Under that regulatory guidance, jointly issued in May by the U.S. departments of Health and Human Services, Labor and Treasury, the maximum out-of-pocket expenses employers can require employees to pay before health plan coverage kicks in will be $6,850 for single coverage and $13,700 for family coverage when the rules go into effect in 2016.

In addition, the guidance adds a new and potentially costly requirement for employers, who will have to cap at $6,850 the maximum out-of-pocket expense any individual with family coverage — whether an employee or covered dependent — can be required to pay before family coverage kicks in.

Specifically, the $6,850 annual cap on how much a plan participant can be required to pay will apply regardless if the individual has single or family coverage.

Several business groups earlier wrote to federal regulators that such an “embedded” cost limit was not supported by the health care reform law.

But in a letter sent Tuesday to those groups, federal regulators said they are sticking with the new requirement.

That embedded limit “prevents consumers from being penalized for purchasing family coverage rather than self-only coverage,” Kevin Counihan, CEO of the health insurance marketplace at HHS, wrote to the groups.

Business groups said they were disappointed that regulators declined to withdraw the rule.

“Last-minute rule changes, especially those done without compliance with the Administrative Procedure Act, make it very difficult for employers to provide their workers with the best possible information and health plan options,” Annette Guarisco Fildes, president and CEO of the Washington-based ERISA Industry Committee, one of the business groups that received the HHS letter, said in a statement.

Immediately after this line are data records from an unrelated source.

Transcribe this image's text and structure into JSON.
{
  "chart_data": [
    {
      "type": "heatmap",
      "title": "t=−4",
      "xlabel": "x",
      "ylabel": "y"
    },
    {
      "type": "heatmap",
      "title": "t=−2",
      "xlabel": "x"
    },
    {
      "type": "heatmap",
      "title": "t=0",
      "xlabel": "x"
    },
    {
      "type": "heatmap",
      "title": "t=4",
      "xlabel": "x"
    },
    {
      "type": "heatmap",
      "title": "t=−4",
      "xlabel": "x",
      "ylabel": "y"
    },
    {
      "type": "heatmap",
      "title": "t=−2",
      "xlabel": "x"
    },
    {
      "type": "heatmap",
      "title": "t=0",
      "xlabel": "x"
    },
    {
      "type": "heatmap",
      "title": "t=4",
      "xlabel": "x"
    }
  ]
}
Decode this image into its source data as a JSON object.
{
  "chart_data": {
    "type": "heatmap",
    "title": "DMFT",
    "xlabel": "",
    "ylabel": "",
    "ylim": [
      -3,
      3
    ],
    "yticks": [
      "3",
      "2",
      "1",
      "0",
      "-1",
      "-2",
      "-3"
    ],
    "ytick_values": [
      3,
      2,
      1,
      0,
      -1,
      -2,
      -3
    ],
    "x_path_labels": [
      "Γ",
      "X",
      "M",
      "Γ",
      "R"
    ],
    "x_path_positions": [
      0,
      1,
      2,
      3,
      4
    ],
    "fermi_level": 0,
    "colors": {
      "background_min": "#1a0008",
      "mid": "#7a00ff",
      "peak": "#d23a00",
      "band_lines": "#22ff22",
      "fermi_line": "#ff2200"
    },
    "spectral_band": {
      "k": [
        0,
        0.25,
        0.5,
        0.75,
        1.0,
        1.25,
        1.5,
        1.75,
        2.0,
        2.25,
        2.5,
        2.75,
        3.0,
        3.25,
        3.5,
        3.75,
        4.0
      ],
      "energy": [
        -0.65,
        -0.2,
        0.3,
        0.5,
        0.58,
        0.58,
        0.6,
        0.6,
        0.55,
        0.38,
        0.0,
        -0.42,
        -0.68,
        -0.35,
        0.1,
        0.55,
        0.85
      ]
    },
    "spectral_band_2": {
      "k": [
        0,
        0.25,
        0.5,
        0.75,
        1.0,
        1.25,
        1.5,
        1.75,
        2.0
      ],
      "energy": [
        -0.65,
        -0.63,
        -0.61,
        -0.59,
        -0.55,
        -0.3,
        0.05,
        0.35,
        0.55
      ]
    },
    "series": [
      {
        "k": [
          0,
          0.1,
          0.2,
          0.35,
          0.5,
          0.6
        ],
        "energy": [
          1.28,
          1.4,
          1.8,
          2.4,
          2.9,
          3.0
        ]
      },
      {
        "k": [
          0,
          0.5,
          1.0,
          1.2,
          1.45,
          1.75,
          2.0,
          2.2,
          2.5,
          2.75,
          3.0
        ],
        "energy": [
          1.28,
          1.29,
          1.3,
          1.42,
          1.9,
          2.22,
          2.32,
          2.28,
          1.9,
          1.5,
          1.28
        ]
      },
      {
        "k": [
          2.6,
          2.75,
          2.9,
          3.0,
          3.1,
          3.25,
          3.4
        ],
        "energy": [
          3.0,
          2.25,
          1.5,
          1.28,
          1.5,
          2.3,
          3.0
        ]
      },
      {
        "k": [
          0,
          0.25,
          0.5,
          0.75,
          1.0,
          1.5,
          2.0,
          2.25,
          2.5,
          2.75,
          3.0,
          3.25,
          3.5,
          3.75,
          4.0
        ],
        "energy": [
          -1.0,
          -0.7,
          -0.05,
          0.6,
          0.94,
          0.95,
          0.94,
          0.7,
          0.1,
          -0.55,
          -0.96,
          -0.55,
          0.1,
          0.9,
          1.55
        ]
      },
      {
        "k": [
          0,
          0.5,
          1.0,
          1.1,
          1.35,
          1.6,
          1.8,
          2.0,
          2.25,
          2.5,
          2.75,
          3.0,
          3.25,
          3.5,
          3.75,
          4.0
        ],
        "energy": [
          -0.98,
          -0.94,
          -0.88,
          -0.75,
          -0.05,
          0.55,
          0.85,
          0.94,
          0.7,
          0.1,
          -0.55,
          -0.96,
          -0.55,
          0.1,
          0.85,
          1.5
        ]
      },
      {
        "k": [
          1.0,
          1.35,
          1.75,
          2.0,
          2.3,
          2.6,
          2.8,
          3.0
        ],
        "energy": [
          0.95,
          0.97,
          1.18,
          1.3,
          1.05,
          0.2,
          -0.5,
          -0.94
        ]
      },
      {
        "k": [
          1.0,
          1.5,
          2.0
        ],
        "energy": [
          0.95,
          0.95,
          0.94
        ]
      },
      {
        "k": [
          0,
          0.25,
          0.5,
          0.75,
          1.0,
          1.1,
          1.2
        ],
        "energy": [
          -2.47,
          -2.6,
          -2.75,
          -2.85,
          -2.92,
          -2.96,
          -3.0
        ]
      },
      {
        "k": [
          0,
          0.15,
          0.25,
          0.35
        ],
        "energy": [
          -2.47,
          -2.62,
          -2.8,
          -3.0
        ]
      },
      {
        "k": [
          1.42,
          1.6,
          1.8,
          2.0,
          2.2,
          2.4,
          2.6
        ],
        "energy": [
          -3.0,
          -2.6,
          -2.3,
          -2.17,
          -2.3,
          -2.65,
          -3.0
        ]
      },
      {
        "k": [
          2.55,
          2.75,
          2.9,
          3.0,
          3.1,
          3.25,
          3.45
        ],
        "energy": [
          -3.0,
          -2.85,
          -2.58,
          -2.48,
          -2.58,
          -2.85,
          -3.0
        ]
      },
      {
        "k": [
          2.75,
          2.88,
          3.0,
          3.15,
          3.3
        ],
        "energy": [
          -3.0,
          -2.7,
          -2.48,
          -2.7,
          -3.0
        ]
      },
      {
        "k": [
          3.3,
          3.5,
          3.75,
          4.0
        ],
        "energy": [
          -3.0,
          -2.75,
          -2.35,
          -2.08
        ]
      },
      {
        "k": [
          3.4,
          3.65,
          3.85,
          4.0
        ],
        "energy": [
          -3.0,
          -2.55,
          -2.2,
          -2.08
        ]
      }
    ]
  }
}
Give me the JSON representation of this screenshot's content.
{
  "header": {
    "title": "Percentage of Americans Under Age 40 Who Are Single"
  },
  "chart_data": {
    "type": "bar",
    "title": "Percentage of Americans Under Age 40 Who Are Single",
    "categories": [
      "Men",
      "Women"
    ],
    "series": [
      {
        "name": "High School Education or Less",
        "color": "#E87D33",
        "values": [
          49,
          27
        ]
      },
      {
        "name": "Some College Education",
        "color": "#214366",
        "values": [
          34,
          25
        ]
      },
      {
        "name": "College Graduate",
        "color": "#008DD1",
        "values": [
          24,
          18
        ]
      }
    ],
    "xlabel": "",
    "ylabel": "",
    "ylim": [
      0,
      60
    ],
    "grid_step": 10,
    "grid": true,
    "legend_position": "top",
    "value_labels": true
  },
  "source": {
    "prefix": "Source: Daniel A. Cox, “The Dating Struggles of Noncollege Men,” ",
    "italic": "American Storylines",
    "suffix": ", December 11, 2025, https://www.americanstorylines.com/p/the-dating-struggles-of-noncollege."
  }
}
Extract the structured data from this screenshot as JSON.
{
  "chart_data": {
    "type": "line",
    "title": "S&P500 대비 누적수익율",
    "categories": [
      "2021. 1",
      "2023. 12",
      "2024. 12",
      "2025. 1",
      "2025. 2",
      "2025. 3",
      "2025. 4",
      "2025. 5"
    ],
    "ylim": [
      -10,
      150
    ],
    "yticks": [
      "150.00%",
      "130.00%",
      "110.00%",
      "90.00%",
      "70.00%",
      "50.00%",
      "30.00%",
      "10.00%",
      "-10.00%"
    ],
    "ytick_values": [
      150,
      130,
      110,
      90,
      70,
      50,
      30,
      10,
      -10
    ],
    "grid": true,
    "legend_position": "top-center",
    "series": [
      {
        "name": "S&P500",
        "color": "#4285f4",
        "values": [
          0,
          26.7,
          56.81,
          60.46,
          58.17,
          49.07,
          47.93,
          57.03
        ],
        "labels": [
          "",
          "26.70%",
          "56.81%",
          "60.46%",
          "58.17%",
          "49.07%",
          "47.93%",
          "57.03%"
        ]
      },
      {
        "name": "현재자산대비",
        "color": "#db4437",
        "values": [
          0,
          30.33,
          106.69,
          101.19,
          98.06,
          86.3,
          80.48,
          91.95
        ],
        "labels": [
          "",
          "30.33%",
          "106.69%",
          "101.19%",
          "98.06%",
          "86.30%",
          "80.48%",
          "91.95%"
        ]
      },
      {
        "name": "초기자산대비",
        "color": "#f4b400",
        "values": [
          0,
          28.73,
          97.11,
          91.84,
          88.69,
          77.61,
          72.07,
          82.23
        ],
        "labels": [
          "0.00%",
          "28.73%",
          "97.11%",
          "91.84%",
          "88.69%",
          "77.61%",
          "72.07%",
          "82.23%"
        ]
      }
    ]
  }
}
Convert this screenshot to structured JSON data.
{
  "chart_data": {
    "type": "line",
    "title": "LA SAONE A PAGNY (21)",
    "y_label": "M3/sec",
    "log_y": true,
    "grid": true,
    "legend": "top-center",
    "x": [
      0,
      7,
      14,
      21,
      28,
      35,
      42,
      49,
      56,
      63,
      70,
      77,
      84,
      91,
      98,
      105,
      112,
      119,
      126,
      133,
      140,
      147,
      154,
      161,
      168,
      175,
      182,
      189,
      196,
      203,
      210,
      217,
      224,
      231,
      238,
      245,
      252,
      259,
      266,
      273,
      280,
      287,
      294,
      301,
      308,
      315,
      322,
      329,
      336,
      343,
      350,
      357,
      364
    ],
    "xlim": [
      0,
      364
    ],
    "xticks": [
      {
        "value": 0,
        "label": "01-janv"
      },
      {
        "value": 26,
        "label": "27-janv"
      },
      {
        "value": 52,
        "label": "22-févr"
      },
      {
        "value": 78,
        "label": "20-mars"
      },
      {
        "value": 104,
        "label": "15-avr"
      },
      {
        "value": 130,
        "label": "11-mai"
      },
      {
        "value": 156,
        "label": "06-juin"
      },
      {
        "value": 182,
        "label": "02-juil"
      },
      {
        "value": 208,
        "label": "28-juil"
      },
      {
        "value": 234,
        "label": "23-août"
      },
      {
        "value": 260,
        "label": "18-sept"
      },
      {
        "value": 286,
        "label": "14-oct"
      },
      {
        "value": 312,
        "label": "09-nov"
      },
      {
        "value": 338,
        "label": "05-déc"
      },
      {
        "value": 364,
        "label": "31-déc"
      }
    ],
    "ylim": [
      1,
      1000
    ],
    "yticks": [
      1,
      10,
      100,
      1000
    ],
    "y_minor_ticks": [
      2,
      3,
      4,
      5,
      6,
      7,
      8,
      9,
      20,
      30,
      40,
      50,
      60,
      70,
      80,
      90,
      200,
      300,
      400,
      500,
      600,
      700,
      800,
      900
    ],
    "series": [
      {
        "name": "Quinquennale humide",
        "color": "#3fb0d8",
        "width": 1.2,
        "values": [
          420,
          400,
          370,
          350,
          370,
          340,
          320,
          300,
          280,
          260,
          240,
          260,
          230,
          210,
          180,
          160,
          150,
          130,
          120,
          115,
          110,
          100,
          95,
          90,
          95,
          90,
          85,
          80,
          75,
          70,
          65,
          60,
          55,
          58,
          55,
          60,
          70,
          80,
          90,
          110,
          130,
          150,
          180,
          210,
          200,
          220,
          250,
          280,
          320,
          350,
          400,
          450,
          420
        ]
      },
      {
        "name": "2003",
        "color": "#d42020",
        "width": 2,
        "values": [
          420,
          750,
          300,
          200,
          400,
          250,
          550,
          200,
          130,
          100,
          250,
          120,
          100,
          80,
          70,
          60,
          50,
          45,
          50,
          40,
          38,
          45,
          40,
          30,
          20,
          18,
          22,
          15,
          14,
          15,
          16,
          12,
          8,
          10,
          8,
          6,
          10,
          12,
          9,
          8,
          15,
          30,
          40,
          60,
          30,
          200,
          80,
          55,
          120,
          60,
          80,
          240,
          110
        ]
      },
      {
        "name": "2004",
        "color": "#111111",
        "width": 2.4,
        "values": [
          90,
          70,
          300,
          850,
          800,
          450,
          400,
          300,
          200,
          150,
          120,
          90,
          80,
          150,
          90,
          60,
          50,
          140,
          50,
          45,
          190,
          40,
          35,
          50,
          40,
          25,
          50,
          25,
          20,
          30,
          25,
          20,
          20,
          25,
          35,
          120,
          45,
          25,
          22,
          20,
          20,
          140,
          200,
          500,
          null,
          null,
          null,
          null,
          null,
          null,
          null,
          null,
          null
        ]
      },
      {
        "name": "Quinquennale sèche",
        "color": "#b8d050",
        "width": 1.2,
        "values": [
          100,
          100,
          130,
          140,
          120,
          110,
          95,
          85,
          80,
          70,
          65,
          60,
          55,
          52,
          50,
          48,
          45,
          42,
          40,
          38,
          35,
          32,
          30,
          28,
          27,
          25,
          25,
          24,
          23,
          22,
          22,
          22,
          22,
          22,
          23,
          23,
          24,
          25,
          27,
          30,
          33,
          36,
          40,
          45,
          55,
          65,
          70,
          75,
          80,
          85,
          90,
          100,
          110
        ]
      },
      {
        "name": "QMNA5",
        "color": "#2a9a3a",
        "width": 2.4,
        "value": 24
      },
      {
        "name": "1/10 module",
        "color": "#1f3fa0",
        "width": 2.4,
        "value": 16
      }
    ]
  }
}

“We were hopeful that the Administration would reconsider their position on out-of-pocket limits in light of the harm this does to group health plans and the millions of workers and family members covered by them. This position will force many companies to raise premiums to offset this required plan design change,” Ms. Fildes added.

The biggest impact of the new cost-sharing rules will be on employers with high-deductible plans. For example, an earlier Aon Hewitt survey found that just 17% of large and midsize employers offering high-deductible health care plans with health savings accounts had an embedded out-of-pocket limit.